Pantheon - Michael Jan Friedman [2]
He felt another jerk, even harder than the first. But a glance at Gardenhire told him that everything was still under control.
Behind the captain, the lift doors whispered open. He looked back and saw that his first officer had joined them. Commander Rashad was a wiry man with a neatly trimmed beard and a sarcastic wit.
“I hope I’m not too late,” Rashad said darkly.
“Not at all,” Tarasco told him. “The show’s just starting.”
“Good,” said his exec. “I hate to miss anything.”
The words had barely left his mouth when the lights on the bridge began to flicker. Everyone looked around, the captain included.
“What’s happening?” he asked his ops officer.
“I’m not sure, sir,” said Gardenhire, searching his control panel for a clue.
“Something’s interfering with our electroplasma flow.”
Abruptly, the deck lurched beneath them, as if they were riding the crest of a gigantic wave. Hollandsworth’s console exploded in a shower of sparks, sending him flying backward out of his seat.
Tarasco began to move to the science officer’s side. However, Rashad beat him to it.
“Shields down forty-five percent!” Gardenhire announced.
Another console exploded—this time, an empty one. It contributed to the miasma of smoke collecting above them. And again, the ship bucked like an angry horse.
“The helm’s not responding!” Sommers cried out.
Rashad depressed the comm pad at the corner of Hollandsworth’s console. “Sickbay, this is Rashad. We need someone up here on the double. Lieutenant Hollandsworth has been—”
Before he could finish his sentence, the first officer seemed to light up from within, his body suffused with a smoldering, red glow. Then he fell to his knees beside the unconscious Hollandsworth.
“Amir!” Tarasco bellowed.
For a gut-wrenching moment, he thought Rashad had been seriously hurt. Then the man turned in response to the captain’s cry and signaled with his hand that he was all right.
“Shields down eighty-six percent!” Gardenhire hollered. He turned to the captain, his eyes red from the smoke and full of dread. “Sir, we can’t take much more of this!”

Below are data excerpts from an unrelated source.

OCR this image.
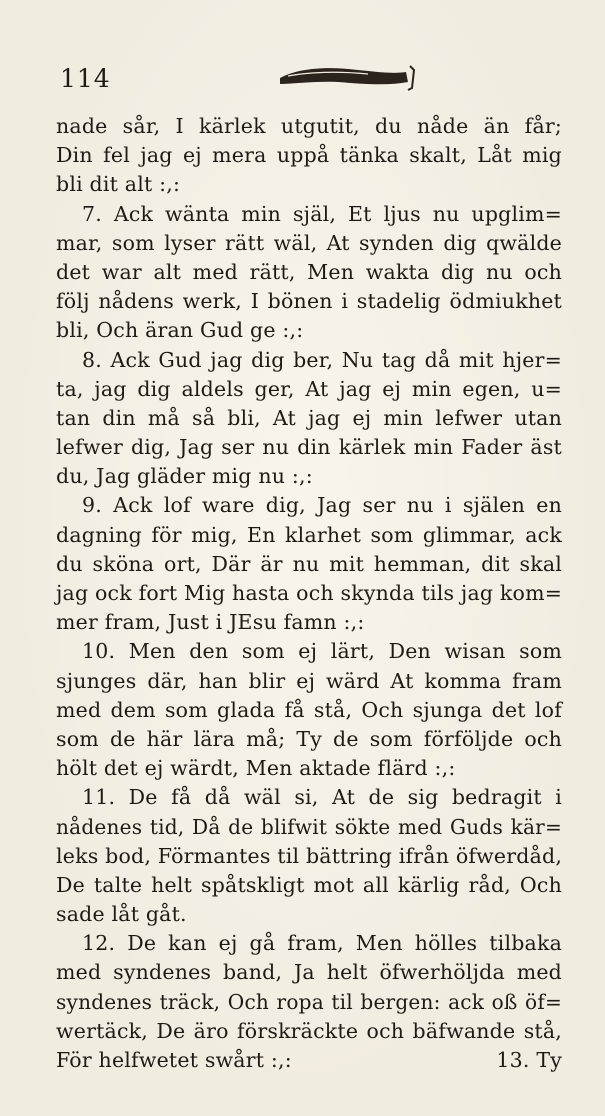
114
nade sår, I kärlek utgutit, du nåde än får;
Din fel jag ej mera uppå tänka skalt, Låt mig
bli dit alt :,:
7. Ack wänta min själ, Et ljus nu upglim=
mar, som lyser rätt wäl, At synden dig qwälde
det war alt med rätt, Men wakta dig nu och
följ nådens werk, I bönen i stadelig ödmiukhet
bli, Och äran Gud ge :,:
8. Ack Gud jag dig ber, Nu tag då mit hjer=
ta, jag dig aldels ger, At jag ej min egen, u=
tan din må så bli, At jag ej min lefwer utan
lefwer dig, Jag ser nu din kärlek min Fader äst
du, Jag gläder mig nu :,:
9. Ack lof ware dig, Jag ser nu i själen en
dagning för mig, En klarhet som glimmar, ack
du sköna ort, Där är nu mit hemman, dit skal
jag ock fort Mig hasta och skynda tils jag kom=
mer fram, Just i JEsu famn :,:
10. Men den som ej lärt, Den wisan som
sjunges där, han blir ej wärd At komma fram
med dem som glada få stå, Och sjunga det lof
som de här lära må; Ty de som förföljde och
hölt det ej wärdt, Men aktade flärd :,:
11. De få då wäl si, At de sig bedragit i
nådenes tid, Då de blifwit sökte med Guds kär=
leks bod, Förmantes til bättring ifrån öfwerdåd,
De talte helt spåtskligt mot all kärlig råd, Och
sade låt gåt.
12. De kan ej gå fram, Men hölles tilbaka
med syndenes band, Ja helt öfwerhöljda med
syndenes träck, Och ropa til bergen: ack oß öf=
wertäck, De äro förskräckte och bäfwande stå,
För helfwetet swårt :,:	13. Ty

As if to prove his point, the Valiant staggered sharply to port, throwing Tarasco into the side of his center seat. He glared at the viewscreen, hating the idea that his choices had narrowed to one.
“All right!” he thundered over the din of hissing consoles and shuddering deckplates. “Get us out of here!”
There was only one way the helm officer could accomplish that: retreat. Wrestling the ship hard to starboard, she aimed for a patch of open space.
Under Sommers’s expert hand, the Valiant climbed out of the scarlet abyss. At the last moment, the forces inside the phenomenon seemed to add to their momentum, spitting them out like a watermelon seed.
Tarasco had never been so glad to see the stars in his life. Trying not to breathe in the black fumes from Hollandsworth’s console, he made his way to the science officer and dropped down beside him.
Hollandsworth’s face and hands had been badly burned. He was making sounds of agony deep in his throat.
“Is he going to make it?” asked Rashad, who was sitting back on his haunches. He looked a little pale for his experience.
“I don’t know,” the captain told him.
Before he could try to help, the lift doors parted and a couple of medics emerged. One was a petite woman named Coquillette, the other a muscular man named Rudolph.
“We’ll take it from here, sir,” said Coquillette.
Tarasco backed off and let the medical personnel do their jobs. Then he did his. “Damage report!” he demanded of his ops officer.
“Shields down, sir,” Gardenhire told him ruefully. “Scanners, communications, lasers…all off-line.”
Beside him, Sommers pounded her fist on her console. “The main engines are shot. That last thrust burned out every last circuit.”
“Switch life support to emergency backup,” said the captain.
Without waiting for a response, he peered over Coquillette’s shoulder to see how Hollandsworth was doing. The science officer’s eyes were open, but he was trembling with pain.